May 30 (UPI) -- A new study has found LGBQQ college students are more likely to seek mental health services but still face many barriers to on-campus mental health services.
Students who identify as lesbian, gay, bisexual, queer or questioning, or LGBQQ, were more likely to use off-campus mental health services than on-campus services, and reported being deterred by barriers such as confidentiality and uncertainty over eligibility.
The RAND Corporation study included 33,000 students from 33 public two-year and four-year colleges in California in 2013.
Researchers found that 7 percent of students surveyed identified as LGBQQ and 26 percent were more likely to report psychological distress compared to 18 percent of heterosexual students. Roughly 17 percent of LGBQQ students reported academic impairment related to mental health problems compared to 11 percent of heterosexual students, and 63 percent of LGBQQ students had higher overall levels of stress over the past month than 55 percent of heterosexual students.
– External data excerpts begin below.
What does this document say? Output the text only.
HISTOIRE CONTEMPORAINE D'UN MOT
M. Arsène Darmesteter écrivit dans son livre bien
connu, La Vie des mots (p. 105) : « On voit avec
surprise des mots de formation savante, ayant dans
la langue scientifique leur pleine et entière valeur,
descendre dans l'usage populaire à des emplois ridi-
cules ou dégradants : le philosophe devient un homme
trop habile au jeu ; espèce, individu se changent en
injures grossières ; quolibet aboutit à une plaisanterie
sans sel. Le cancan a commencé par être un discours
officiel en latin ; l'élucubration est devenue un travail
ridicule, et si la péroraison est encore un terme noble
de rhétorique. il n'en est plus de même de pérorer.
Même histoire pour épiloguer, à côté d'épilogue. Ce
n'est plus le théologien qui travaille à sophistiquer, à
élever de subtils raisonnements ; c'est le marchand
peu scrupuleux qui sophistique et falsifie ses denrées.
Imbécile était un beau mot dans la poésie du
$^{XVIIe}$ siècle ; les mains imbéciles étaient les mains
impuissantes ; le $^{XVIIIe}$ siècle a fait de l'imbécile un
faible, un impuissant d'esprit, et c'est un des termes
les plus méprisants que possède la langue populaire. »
Nearly 31 percent of LGBQQ students reported using some type of mental health services during college compared to 18 percent of heterosexual students.
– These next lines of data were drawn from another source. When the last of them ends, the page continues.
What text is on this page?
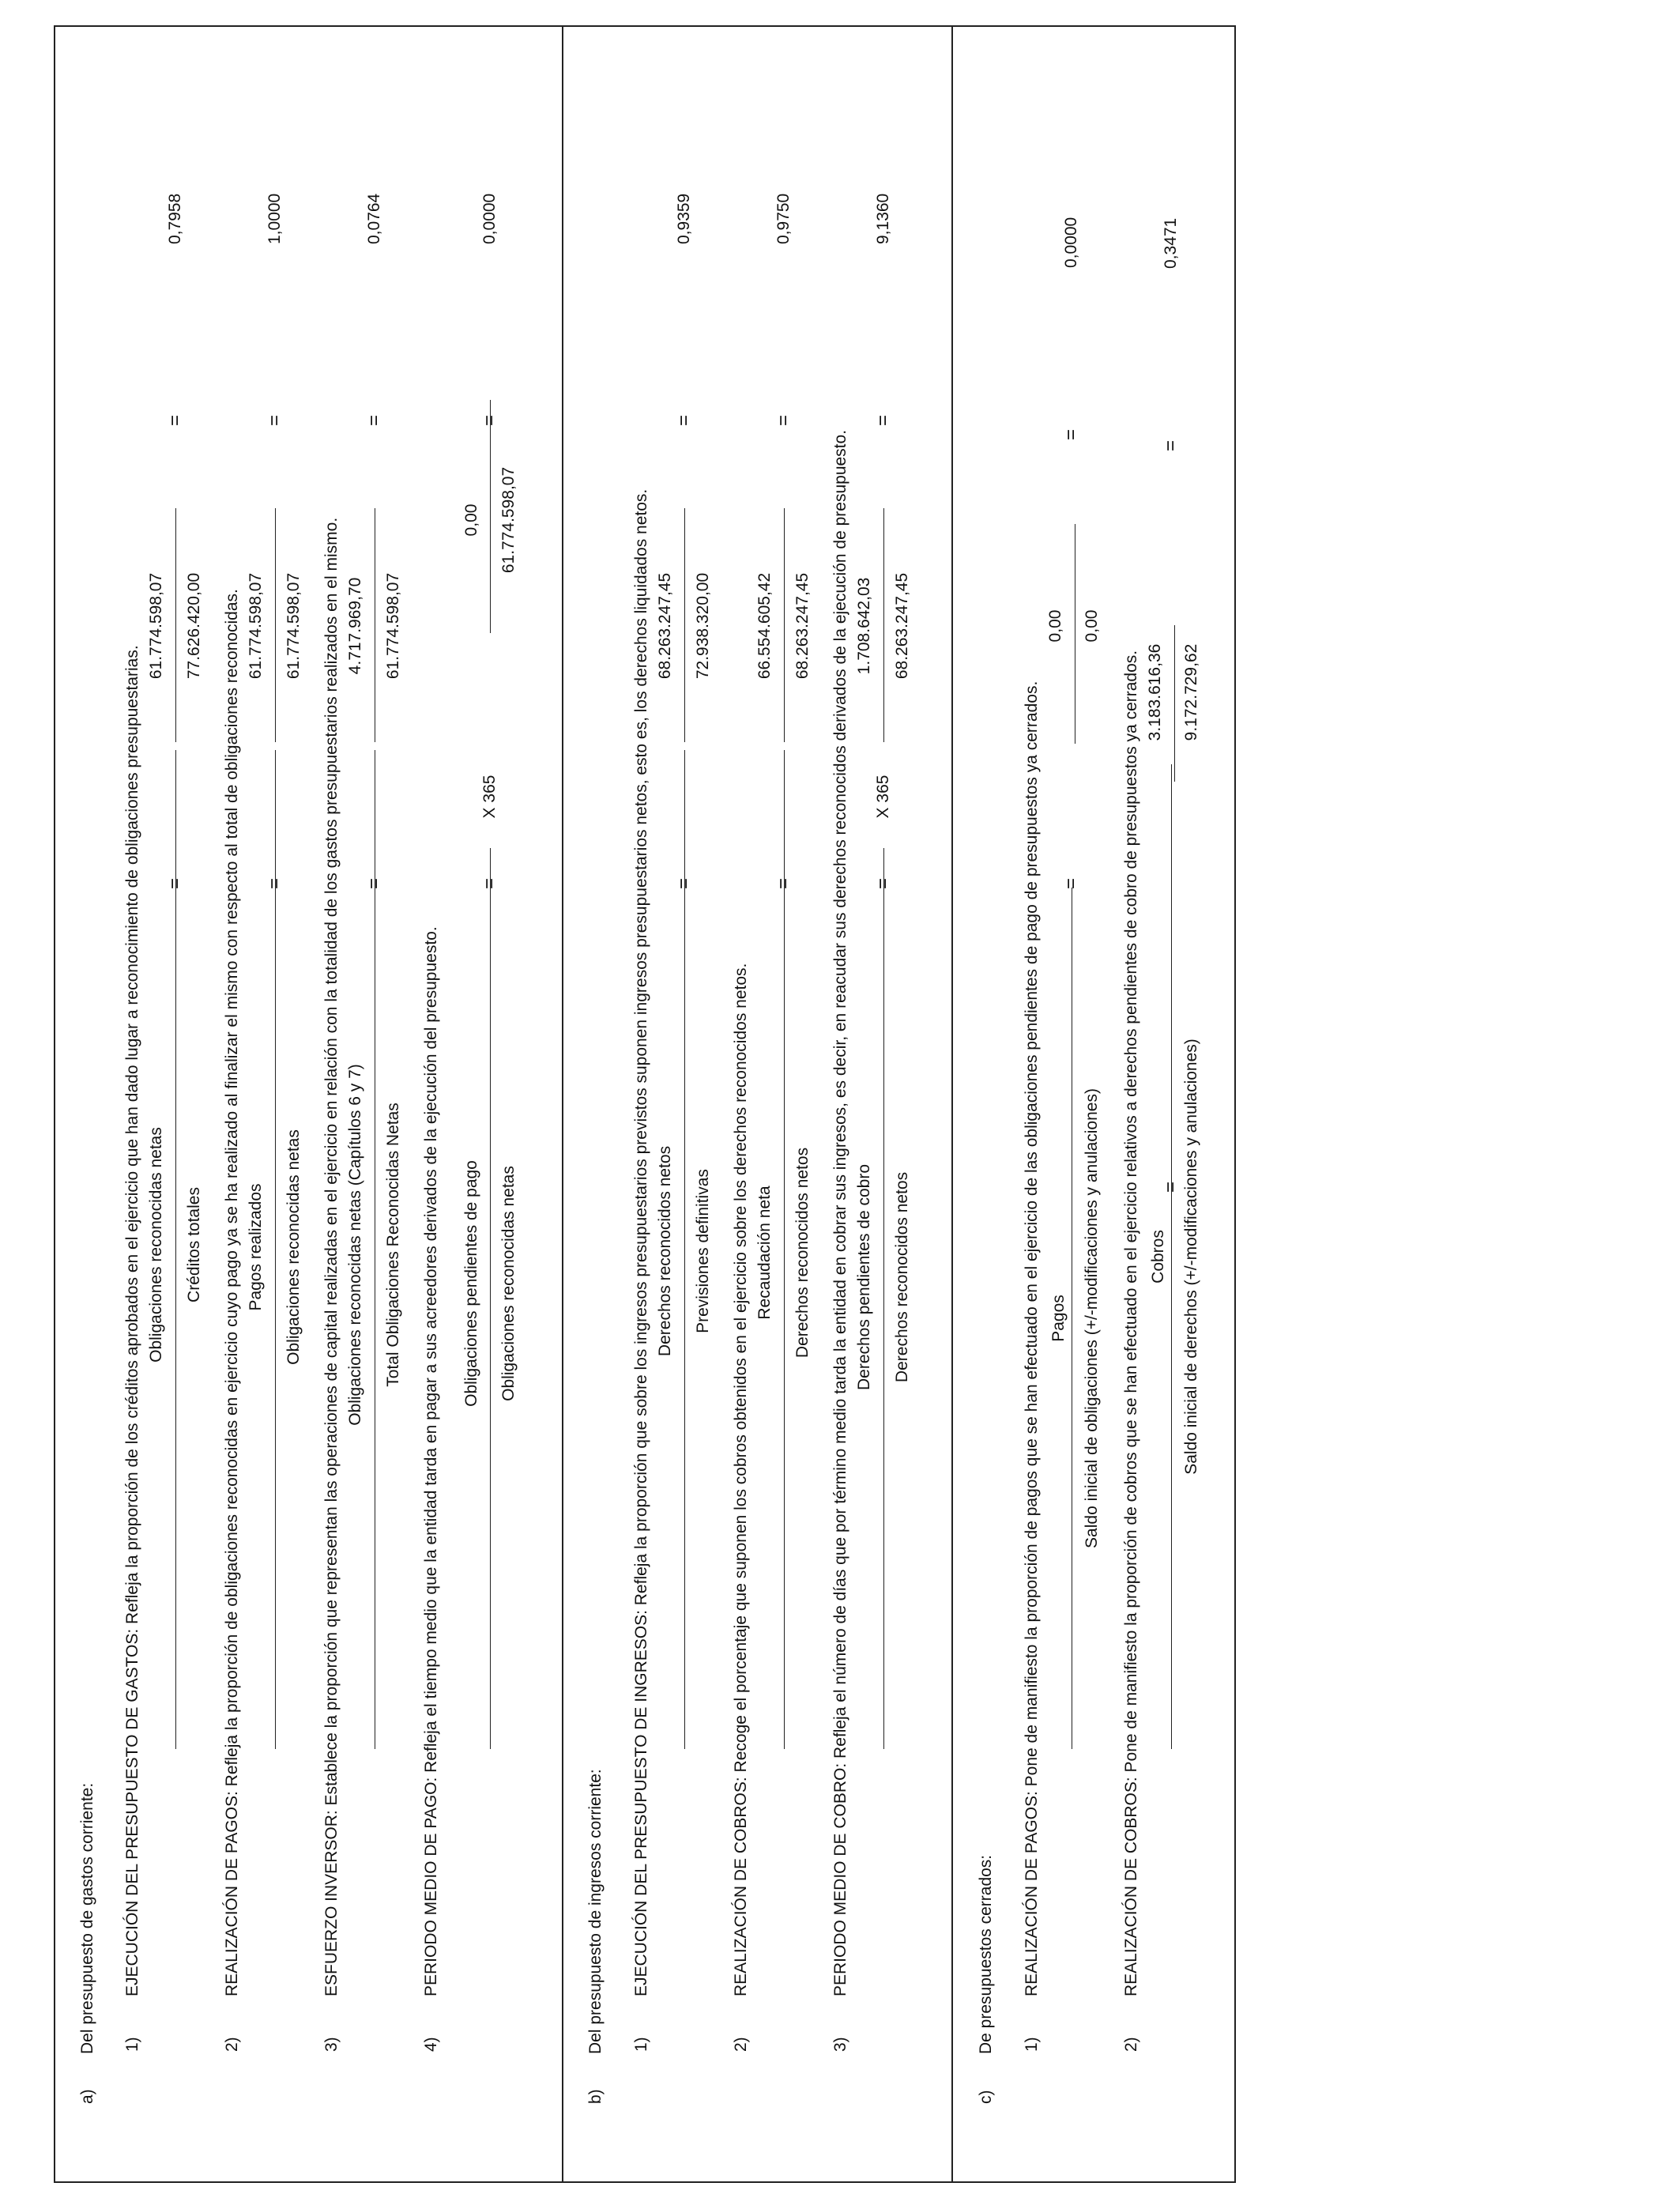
a)
Del presupuesto de gastos corriente: 1)
EJECUCIÓN DEL PRESUPUESTO DE GASTOS: Refleja la proporción de los créditos aprobados en el ejercicio que han dado lugar a reconocimiento de obligaciones presupuestarias. Obligaciones reconocidas netas Créditos totales
=
61.774.598,07 77.626.420,00
=
0,7958
2)
REALIZACIÓN DE PAGOS: Refleja la proporción de obligaciones reconocidas en ejercicio cuyo pago ya se ha realizado al finalizar el mismo con respecto al total de obligaciones reconocidas. Pagos realizados Obligaciones reconocidas netas
=
61.774.598,07 61.774.598,07
=
1,0000
3)
ESFUERZO INVERSOR: Establece la proporción que representan las operaciones de capital realizadas en el ejercicio en relación con la totalidad de los gastos presupuestarios realizados en el mismo. Obligaciones reconocidas netas (Capítulos 6 y 7) Total Obligaciones Reconocidas Netas
=
4.717.969,70 61.774.598,07
=
0,0764
4)
PERIODO MEDIO DE PAGO: Refleja el tiempo medio que la entidad tarda en pagar a sus acreedores derivados de la ejecución del presupuesto. Obligaciones pendientes de pago Obligaciones reconocidas netas
X 365
=
0,00 61.774.598,07
=
0,0000
b)
Del presupuesto de ingresos corriente: 1)
EJECUCIÓN DEL PRESUPUESTO DE INGRESOS: Refleja la proporción que sobre los ingresos presupuestarios previstos suponen ingresos presupuestarios netos, esto es, los derechos liquidados netos. Derechos reconocidos netos Previsiones definitivas
=
68.263.247,45 72.938.320,00
=
0,9359
2)
REALIZACIÓN DE COBROS: Recoge el porcentaje que suponen los cobros obtenidos en el ejercicio sobre los derechos reconocidos netos. Recaudación neta Derechos reconocidos netos
=
66.554.605,42 68.263.247,45
=
0,9750
3)
PERIODO MEDIO DE COBRO: Refleja el número de días que por término medio tarda la entidad en cobrar sus ingresos, es decir, en reacudar sus derechos reconocidos derivados de la ejecución de presupuesto. Derechos pendientes de cobro Derechos reconocidos netos
X 365
=
1.708.642,03 68.263.247,45
=
9,1360
c)
De presupuestos cerrados: 1)
REALIZACIÓN DE PAGOS: Pone de manifiesto la proporción de pagos que se han efectuado en el ejercicio de las obligaciones pendientes de pago de presupuestos ya cerrados. Pagos Saldo inicial de obligaciones (+/-modificaciones y anulaciones)
=
0,00 0,00
=
0,0000
2)
REALIZACIÓN DE COBROS: Pone de manifiesto la proporción de cobros que se han efectuado en el ejercicio relativos a derechos pendientes de cobro de presupuestos ya cerrados. Cobros Saldo inicial de derechos (+/-modificaciones y anulaciones)
=
3.183.616,36 9.172.729,62
=
0,3471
"It's encouraging that college students who identify as sexual minorities are more likely to utilize mental health services, but our findings suggest there is a need to develop campus-based mental health services tailored to this group and address barriers to using them," Michael S. Dunbar, associate behavioral scientist at RAND, a nonprofit research organization, said in a press release.
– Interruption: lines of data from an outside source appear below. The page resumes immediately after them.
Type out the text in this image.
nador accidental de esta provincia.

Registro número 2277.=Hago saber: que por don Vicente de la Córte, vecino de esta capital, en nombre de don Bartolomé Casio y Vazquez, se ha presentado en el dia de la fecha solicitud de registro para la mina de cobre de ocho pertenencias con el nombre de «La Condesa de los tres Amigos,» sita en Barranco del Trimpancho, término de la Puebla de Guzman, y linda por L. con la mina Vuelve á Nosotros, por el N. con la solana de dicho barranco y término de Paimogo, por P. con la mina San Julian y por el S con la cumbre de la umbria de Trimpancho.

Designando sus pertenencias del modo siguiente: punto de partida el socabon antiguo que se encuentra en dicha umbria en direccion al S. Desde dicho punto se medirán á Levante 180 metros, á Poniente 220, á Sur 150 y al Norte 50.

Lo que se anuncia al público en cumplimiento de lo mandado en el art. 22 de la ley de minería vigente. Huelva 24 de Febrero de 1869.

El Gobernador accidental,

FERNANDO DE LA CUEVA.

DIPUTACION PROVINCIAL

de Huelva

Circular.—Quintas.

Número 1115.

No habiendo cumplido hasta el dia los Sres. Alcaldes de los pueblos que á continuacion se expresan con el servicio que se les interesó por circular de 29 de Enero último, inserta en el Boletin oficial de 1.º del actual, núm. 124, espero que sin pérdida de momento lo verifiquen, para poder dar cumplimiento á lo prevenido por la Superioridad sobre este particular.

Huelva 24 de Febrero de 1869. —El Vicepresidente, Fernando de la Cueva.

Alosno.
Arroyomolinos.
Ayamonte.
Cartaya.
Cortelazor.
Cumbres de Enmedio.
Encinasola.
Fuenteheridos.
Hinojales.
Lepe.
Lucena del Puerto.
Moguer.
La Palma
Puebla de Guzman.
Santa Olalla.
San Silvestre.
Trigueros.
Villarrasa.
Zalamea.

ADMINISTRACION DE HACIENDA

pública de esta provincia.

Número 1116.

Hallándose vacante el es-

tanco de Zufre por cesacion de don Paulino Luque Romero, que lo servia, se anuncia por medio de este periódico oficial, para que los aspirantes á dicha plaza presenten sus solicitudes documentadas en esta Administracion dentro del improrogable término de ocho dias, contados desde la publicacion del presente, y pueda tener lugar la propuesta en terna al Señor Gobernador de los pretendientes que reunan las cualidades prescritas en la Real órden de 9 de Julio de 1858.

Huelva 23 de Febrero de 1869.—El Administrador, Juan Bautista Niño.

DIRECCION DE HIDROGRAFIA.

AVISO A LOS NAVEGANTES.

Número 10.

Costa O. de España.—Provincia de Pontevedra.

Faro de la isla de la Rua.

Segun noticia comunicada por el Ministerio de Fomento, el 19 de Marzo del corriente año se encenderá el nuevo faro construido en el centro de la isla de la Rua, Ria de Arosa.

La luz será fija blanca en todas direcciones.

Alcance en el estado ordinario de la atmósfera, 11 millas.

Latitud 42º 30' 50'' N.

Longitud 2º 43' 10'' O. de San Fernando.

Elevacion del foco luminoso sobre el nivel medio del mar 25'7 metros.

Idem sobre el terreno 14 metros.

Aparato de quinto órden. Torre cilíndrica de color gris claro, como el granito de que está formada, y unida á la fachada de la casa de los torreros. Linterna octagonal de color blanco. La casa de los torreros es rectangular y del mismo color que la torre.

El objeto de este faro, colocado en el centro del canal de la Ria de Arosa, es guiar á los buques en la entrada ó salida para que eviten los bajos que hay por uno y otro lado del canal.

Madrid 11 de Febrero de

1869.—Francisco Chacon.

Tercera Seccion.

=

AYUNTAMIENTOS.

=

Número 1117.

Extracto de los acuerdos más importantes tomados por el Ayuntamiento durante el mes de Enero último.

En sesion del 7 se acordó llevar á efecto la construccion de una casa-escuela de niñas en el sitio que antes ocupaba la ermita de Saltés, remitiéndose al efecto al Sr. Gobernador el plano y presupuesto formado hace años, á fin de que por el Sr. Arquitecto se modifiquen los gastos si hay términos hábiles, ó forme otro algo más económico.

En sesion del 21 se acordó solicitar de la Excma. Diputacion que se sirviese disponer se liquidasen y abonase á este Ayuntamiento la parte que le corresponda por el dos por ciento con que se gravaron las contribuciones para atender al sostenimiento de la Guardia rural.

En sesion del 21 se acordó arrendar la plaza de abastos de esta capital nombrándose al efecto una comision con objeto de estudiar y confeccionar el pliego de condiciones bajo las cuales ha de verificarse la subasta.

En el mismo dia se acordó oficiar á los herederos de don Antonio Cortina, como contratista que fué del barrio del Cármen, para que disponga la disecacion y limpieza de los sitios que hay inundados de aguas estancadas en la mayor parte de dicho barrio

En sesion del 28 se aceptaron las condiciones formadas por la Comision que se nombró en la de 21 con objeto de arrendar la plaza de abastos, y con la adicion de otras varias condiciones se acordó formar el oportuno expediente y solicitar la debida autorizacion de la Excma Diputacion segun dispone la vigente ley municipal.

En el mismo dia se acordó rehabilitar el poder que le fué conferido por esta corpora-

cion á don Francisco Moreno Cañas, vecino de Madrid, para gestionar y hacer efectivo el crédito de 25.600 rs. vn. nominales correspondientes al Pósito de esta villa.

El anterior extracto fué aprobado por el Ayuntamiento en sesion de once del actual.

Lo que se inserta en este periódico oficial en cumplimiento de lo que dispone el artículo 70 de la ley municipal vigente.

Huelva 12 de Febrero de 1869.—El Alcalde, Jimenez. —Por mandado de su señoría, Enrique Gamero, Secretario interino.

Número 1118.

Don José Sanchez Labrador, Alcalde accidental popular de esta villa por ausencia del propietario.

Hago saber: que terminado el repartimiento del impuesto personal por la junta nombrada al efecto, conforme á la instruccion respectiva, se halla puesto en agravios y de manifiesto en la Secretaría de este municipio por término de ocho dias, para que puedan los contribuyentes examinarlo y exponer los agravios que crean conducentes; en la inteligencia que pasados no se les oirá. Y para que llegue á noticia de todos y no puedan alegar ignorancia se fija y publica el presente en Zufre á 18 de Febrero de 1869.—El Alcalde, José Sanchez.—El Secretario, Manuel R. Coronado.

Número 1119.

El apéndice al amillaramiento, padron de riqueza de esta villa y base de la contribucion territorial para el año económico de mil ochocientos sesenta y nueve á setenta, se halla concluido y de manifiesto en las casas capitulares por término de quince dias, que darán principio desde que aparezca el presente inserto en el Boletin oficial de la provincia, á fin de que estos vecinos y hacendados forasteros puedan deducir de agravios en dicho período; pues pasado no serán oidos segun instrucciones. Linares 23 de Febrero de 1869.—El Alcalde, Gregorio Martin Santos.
LGBQQ students who needed mental health services didn't get them on campus because they reported facing barriers to using the on-campus services. Confidentiality, embarrassment about using services and concerns over eligibility were all reported as barriers to using on-campus mental health services.
"Our study underscores the need for additional actions to increase access to and use of mental health services among all students," Dr. Bradley D. Stein, physician scientist at RAND, said. "It also highlights the need for efforts to ensure that campuses' mental health services are sensitive and responsive to the needs of sexual minority students, enabling all students to address their mental health needs and maximize their chances for success in college and beyond.
The study was published in the Journal of Adolescent Health.